Coulter, to his great credit, debunks the entire fiction of a connection with the various individuals and groups Dugger and Dodd cherry-picked from history. It's worth downloading this Journal issue just to read the review, which contains some interesting quotes.

One can only imagine the wailing and gibbering in some of the loopier COG sects as one of their favourite sacred cows heads off to the butcher's slab.

(See also Gary Leonard's take on the new book.)

Clive, Dietrich and Crazy Karl

I'm not a fan of C.S. Lewis, though once, in another life, I read the entire Narnia series through appreciatively. But, well, The Screwtape Letters? Thanks but no thanks.

Frank Schaeffer, in an article that outs iconic German theologian and martyr Dietrich Bonhoeffer as "flamingly gay", takes a sideswipe at Lewis, calling him "an alcoholic high-church Anglican." Not a description that would much appeal to his latter-day aficionados. But there is one thing that does endear me to the old boy: his views on Karl Barth. Here's what he wrote to his brother in 1940.
Did you fondly believe – as I did – that where you got among Christians, there, at least, you would escape (as behind a wall from a keen wind) from the horrible ferocity and grimness of modern thought? Not a bit of it. I blundered into it all, imagining that I was the upholder of the old, stern doctrines against modern quasi-Christian slush: only to find that my 'sternness' was their 'slush'. They’ve all been reading a dreadful man called Karl Barth, who seems the right opposite number to Karl Marx. ‘Under judgment’ is their great expression. They all talk like Covenanters or Old Testament prophets.

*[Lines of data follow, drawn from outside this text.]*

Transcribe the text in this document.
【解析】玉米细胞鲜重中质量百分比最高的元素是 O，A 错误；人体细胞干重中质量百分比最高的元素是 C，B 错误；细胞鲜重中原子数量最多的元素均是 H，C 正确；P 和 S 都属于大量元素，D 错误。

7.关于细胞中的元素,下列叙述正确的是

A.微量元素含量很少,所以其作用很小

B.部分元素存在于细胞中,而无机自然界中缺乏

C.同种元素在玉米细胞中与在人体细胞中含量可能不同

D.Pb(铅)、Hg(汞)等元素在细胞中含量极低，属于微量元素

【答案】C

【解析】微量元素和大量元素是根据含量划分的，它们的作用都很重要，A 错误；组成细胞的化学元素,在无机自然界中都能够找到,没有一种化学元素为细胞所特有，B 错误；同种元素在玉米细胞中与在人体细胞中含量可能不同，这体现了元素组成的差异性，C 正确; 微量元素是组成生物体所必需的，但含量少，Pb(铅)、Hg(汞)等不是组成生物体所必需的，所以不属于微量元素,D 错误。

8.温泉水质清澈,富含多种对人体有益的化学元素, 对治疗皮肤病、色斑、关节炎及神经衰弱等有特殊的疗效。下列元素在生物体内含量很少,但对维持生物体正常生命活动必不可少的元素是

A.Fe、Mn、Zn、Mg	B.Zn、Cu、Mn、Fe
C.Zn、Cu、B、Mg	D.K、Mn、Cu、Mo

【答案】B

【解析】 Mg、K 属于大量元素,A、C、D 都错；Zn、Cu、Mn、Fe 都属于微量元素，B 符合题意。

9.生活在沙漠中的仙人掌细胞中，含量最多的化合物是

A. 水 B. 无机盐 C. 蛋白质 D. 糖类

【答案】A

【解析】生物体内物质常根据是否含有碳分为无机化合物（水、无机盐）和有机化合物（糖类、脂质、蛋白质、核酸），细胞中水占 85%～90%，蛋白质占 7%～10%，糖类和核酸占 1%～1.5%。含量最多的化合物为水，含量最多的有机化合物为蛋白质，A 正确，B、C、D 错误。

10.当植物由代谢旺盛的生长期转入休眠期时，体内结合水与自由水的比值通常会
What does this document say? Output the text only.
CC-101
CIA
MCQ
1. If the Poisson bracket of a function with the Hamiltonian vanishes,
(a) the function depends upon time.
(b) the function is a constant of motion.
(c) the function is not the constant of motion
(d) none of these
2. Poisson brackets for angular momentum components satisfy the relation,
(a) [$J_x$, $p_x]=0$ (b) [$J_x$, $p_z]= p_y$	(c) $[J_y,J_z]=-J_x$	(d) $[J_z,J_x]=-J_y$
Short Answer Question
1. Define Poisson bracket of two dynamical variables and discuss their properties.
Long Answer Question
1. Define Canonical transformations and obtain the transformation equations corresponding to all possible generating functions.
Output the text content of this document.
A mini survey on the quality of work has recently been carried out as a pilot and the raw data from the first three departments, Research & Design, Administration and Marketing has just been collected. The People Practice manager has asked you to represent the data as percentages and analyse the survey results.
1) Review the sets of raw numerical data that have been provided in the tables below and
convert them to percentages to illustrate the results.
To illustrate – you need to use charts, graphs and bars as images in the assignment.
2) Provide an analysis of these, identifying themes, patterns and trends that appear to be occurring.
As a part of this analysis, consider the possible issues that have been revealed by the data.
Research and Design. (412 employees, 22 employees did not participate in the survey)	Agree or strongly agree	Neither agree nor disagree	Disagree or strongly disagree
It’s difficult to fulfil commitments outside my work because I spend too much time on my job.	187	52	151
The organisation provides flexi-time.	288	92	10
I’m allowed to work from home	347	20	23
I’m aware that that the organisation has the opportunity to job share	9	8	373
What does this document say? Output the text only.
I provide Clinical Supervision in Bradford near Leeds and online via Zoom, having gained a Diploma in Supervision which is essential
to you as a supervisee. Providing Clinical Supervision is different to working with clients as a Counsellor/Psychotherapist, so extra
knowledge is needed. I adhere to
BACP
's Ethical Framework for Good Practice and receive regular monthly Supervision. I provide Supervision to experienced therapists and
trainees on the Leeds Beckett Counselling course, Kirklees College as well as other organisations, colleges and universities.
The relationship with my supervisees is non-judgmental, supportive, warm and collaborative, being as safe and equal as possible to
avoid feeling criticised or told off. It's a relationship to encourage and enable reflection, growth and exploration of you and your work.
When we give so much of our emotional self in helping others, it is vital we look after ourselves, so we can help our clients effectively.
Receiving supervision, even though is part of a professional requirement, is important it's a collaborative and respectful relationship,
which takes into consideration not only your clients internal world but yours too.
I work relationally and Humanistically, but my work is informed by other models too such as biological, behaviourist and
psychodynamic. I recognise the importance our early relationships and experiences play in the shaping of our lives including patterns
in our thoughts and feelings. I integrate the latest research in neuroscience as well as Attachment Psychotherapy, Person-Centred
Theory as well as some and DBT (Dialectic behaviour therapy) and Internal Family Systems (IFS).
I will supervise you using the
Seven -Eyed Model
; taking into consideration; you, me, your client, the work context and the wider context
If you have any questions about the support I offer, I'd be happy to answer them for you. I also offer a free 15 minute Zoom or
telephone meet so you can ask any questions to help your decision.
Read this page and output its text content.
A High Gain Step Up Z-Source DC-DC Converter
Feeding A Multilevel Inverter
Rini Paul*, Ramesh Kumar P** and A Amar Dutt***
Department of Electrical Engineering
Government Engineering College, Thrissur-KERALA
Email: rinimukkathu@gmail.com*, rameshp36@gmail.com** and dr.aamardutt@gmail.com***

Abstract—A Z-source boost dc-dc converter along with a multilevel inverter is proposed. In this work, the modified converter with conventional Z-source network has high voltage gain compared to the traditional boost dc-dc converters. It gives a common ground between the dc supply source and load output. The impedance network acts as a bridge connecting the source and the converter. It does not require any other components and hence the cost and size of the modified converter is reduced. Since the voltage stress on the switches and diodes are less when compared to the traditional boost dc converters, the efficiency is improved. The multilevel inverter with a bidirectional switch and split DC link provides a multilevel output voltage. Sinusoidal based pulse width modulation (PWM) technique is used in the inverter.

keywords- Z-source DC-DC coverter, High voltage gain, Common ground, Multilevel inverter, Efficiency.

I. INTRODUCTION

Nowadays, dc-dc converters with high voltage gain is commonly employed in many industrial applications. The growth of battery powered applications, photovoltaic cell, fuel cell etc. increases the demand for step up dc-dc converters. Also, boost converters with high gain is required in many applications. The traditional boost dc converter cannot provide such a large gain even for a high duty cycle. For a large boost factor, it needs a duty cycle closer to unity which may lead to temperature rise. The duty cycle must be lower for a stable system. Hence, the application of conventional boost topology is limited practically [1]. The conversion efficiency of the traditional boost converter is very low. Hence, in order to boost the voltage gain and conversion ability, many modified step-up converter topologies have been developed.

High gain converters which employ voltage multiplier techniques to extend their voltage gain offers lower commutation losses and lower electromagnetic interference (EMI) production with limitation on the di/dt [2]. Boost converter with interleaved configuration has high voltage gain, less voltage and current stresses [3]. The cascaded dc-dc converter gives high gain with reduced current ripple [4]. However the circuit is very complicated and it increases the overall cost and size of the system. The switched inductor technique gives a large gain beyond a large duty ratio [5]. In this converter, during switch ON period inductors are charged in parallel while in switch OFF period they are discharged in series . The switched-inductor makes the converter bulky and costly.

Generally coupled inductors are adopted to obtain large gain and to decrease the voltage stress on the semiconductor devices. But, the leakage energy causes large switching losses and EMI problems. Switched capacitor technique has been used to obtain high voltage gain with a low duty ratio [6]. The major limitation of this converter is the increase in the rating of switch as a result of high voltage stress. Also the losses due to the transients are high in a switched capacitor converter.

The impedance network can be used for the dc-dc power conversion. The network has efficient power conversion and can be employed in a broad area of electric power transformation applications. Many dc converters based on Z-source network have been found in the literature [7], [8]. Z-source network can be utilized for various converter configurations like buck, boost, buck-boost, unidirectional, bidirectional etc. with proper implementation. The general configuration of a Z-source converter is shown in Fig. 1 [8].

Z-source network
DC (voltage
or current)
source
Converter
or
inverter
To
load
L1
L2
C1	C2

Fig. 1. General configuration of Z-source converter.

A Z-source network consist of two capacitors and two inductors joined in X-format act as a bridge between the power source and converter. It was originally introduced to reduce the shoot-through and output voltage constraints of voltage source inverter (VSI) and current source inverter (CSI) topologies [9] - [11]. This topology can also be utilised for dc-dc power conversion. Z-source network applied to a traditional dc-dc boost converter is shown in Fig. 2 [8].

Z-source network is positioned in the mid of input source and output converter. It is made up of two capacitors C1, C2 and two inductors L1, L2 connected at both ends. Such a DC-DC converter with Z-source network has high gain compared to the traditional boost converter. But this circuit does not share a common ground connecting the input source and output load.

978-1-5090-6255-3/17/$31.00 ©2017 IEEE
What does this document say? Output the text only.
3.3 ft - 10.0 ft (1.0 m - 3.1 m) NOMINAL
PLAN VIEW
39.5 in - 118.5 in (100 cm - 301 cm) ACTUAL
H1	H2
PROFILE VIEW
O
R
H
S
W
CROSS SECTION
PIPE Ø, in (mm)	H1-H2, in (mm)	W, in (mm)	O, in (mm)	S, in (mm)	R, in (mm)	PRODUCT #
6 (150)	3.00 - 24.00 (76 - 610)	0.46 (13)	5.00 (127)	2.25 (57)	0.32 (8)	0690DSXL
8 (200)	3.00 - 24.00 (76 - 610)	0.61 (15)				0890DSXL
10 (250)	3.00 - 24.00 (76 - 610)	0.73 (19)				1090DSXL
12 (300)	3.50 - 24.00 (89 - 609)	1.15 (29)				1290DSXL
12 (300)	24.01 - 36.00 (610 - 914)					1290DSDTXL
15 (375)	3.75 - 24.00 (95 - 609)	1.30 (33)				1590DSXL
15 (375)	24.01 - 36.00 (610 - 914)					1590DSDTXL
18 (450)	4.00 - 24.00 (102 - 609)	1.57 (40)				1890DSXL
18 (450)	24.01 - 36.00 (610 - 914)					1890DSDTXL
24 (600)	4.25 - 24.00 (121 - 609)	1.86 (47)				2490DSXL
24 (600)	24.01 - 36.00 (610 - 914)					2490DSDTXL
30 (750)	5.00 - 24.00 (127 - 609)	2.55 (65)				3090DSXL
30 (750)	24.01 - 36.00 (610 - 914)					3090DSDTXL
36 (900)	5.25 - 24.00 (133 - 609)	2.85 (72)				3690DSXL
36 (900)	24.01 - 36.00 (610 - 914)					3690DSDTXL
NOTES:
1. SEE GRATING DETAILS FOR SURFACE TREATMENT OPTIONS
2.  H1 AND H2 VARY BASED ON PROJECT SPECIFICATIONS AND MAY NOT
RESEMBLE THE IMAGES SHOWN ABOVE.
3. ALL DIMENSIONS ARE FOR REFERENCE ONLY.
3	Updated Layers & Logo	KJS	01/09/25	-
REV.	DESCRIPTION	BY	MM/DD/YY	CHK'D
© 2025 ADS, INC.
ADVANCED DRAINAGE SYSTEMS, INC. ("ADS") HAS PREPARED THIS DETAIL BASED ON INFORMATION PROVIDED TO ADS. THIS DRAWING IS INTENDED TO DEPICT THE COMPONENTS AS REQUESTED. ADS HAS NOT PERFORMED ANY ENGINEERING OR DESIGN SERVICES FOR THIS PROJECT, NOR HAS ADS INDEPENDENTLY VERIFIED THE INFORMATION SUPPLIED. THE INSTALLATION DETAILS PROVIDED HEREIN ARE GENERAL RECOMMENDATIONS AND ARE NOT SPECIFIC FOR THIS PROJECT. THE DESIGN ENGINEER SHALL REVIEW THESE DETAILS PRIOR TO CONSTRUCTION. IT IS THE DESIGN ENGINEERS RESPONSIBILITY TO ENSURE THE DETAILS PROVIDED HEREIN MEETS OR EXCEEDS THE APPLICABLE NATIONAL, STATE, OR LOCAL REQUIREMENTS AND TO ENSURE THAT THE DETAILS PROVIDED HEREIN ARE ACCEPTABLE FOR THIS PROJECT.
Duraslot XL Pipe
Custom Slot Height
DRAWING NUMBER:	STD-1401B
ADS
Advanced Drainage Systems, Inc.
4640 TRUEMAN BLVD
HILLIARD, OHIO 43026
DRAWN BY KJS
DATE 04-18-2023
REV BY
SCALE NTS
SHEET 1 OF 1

They don’t think human reason or human conscience of any value at all: they maintain, as stoutly as Calvin, that there’s no reason why God’s dealings should appear just (let alone, merciful) to us: and they maintain the doctrine that all our righteousness is filthy rags with a fierceness and sincerity which is like a blow in the face.
If Clive was here right now, I'd buy him a drink.